Missing CSV records in ElasticSearch


(Xavier Naud) #1

I am importing into Amazon Elasticsearch with logstash 5.6.2 a 120MB CSV file that contains 27,858 US cities with their polygons.
I run logstash with stdin and not with a file so it stops at the end.
when importing, I only have around 26,400 cities. The rest is MIA and no error in the output or any logs.

Here are some facts:

  • The file has one geo json field for the geo shapes and all are well formed
  • All document ids are uniq (and I get no deleted docs in the index).

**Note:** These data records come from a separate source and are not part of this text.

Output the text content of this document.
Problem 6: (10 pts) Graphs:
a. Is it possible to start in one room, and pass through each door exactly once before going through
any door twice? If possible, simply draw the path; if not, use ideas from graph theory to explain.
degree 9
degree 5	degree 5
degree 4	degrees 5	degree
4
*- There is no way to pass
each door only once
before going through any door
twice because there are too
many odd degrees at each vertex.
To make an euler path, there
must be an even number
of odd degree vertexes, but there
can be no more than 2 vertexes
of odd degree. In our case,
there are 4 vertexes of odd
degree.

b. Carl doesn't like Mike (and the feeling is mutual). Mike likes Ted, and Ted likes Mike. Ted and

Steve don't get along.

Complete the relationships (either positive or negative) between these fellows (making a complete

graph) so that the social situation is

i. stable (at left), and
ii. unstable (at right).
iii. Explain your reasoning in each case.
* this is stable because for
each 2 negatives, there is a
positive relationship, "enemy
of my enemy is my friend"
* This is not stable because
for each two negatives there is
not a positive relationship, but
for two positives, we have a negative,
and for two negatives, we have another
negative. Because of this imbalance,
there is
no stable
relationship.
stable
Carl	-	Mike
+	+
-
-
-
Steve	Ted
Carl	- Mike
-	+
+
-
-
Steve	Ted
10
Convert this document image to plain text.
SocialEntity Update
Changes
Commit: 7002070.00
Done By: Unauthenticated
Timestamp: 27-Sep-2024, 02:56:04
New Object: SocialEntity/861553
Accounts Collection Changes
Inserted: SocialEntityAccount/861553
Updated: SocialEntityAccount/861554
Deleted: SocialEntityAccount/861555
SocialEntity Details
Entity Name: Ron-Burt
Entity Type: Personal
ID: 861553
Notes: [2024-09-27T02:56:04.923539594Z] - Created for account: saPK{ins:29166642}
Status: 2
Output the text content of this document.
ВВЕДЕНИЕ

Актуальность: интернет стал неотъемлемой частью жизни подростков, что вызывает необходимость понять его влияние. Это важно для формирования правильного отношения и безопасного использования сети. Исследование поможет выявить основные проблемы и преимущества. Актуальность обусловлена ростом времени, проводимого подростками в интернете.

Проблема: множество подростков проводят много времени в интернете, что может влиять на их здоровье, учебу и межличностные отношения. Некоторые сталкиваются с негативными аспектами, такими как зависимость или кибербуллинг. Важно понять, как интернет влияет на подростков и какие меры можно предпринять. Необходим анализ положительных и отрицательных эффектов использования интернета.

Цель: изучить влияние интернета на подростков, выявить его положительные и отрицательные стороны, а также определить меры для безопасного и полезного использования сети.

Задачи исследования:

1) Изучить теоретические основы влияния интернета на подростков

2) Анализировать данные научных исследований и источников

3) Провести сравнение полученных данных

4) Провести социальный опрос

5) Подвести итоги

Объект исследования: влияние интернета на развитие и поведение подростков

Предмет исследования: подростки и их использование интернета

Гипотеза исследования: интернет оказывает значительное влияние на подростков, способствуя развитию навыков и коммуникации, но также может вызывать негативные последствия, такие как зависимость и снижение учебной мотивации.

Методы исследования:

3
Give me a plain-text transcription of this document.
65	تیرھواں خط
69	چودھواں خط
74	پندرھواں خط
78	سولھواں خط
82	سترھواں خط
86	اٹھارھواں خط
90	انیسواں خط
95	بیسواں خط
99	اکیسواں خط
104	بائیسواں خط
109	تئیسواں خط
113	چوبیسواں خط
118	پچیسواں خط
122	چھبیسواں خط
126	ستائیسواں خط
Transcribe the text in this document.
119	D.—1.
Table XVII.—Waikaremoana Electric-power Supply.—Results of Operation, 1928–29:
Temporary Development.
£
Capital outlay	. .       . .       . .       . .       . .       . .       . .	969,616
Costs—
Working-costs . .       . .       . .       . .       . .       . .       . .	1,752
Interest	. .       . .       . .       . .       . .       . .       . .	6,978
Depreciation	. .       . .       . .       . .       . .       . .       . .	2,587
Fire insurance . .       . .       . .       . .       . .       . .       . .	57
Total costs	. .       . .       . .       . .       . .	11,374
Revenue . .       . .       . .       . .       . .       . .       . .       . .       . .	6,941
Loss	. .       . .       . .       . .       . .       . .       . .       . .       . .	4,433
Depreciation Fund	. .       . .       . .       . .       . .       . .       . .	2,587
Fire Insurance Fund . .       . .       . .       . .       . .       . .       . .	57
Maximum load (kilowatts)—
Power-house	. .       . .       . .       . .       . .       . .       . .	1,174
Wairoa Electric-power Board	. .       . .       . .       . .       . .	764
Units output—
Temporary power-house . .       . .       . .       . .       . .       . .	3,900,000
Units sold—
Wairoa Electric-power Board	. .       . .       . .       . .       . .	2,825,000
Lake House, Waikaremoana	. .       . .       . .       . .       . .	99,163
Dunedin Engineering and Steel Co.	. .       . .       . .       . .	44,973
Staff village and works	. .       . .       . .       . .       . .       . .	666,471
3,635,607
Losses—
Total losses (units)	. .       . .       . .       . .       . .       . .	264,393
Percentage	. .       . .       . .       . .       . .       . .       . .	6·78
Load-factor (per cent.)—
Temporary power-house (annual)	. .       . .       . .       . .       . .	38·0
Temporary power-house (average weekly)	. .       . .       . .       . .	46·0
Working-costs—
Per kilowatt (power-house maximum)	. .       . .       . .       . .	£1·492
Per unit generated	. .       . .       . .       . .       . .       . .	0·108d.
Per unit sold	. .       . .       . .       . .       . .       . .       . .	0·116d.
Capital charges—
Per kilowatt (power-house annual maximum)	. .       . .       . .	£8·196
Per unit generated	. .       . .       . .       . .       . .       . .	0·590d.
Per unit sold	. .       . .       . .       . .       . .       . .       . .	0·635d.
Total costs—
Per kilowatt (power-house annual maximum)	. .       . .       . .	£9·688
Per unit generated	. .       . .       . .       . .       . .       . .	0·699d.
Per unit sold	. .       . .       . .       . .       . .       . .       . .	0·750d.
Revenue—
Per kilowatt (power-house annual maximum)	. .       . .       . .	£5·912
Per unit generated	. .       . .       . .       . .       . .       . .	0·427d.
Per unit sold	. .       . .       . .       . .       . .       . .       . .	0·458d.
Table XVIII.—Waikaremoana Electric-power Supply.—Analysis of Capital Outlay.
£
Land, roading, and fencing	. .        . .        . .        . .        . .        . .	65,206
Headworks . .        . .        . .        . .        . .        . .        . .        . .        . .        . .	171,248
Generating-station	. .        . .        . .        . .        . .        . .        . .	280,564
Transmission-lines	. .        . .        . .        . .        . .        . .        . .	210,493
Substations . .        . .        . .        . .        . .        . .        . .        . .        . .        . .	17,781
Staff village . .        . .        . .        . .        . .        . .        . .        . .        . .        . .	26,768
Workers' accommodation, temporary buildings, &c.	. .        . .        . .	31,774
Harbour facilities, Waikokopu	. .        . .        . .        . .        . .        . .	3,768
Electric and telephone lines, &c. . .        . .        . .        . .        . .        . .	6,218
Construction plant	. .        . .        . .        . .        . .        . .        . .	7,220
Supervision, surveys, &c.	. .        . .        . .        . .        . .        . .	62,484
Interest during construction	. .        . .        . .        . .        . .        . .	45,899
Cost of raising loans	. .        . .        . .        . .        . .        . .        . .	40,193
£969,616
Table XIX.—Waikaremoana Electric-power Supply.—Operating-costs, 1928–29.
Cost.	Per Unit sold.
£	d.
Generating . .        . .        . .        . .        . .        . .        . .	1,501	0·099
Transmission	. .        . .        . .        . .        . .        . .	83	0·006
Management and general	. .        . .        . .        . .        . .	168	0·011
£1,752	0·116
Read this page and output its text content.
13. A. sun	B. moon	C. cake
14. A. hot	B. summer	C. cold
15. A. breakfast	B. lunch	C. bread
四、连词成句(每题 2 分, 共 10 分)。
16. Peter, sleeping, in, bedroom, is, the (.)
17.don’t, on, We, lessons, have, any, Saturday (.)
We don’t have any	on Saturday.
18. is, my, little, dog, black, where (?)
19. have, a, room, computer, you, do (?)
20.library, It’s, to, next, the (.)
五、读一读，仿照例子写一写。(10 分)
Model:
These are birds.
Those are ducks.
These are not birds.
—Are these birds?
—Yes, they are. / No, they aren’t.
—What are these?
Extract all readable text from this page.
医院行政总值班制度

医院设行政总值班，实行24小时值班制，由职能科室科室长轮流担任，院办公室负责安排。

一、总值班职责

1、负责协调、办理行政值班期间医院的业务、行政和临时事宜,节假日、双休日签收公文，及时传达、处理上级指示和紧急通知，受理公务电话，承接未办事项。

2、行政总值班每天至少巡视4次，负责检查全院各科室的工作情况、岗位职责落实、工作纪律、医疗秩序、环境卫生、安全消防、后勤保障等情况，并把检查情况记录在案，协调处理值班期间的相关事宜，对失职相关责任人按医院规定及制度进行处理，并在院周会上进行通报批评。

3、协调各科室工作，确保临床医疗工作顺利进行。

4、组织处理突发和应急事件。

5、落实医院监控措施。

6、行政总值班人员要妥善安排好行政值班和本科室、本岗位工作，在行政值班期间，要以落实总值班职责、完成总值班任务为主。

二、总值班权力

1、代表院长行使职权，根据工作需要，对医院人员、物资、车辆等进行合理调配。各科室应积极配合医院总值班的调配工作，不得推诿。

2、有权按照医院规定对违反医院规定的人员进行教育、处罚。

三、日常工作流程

I tried to use a persistent queue and set drain=true in the setting file but it does not change anything.
The process ends without error but I am still missing some records.

The settings file:
queue.type: persisted
queue.drain: true

the configuration file:

input {
    stdin {
    }
}
filter {
    csv {
        separator => "|"
        quote_char => "@"
        columns => ["gid", "community_id", "hj_id", "name", "state", "lon", "lat", "geo"]
        add_field => {
            "location" => "%{lat},%{lon}"
            "suggest" => "%{name}, %{state}"
        }
        remove_field => ["lat", "lon", "host", "message", "@version"]
    }
    mutate {
        convert => { "gid" => "integer" }
        convert => { "community_id" => "integer" }
    }
    json {
        source => "geo"
        target => "geo"
    }
}
output {
    stdout { codec => rubydebug }
    amazon_es {
        hosts => ["XXXX.es.amazonaws.com"]
        region => "XXX"
        aws_access_key_id => 'XXXX'
        aws_secret_access_key => 'XXXX'
        index => "cities-%{+YYYYMMdd}"
        template => "./cities-template.json"
        template_name => "cities"
        document_type => "city"
        document_id=>"%{hj_id}"
        }
}

Where shall I look at next?
How can I check what is in the persistent queue?
Do I need to restart logstash in a certain way to process records from the queue?

Thanks

Xavier


(Xavier Naud) #2

I isolated some of the records that don't show up and tried to index them manually.
Only then can I see the error:

"caused_by": {
"type": "invalid_shape_exception",
"reason": "Self-intersection at or near point (-75.21756305418718, 38.757002463054185, NaN)"
}

so the polygon is not valid.

Is there a way to get this error in some log file so I can get a list of invalid polygons?
do I need to enable some log4j logger?


(Mark Walkom) #3

Elasticsearch should respond with an error back to the client, is that happening?


(Xavier Naud) #4

ElasticSearch probably respond with an error, at least when I send the request manually but logstash does not report anything.


(system) #5

This topic was automatically closed 28 days after the last reply. New replies are no longer allowed.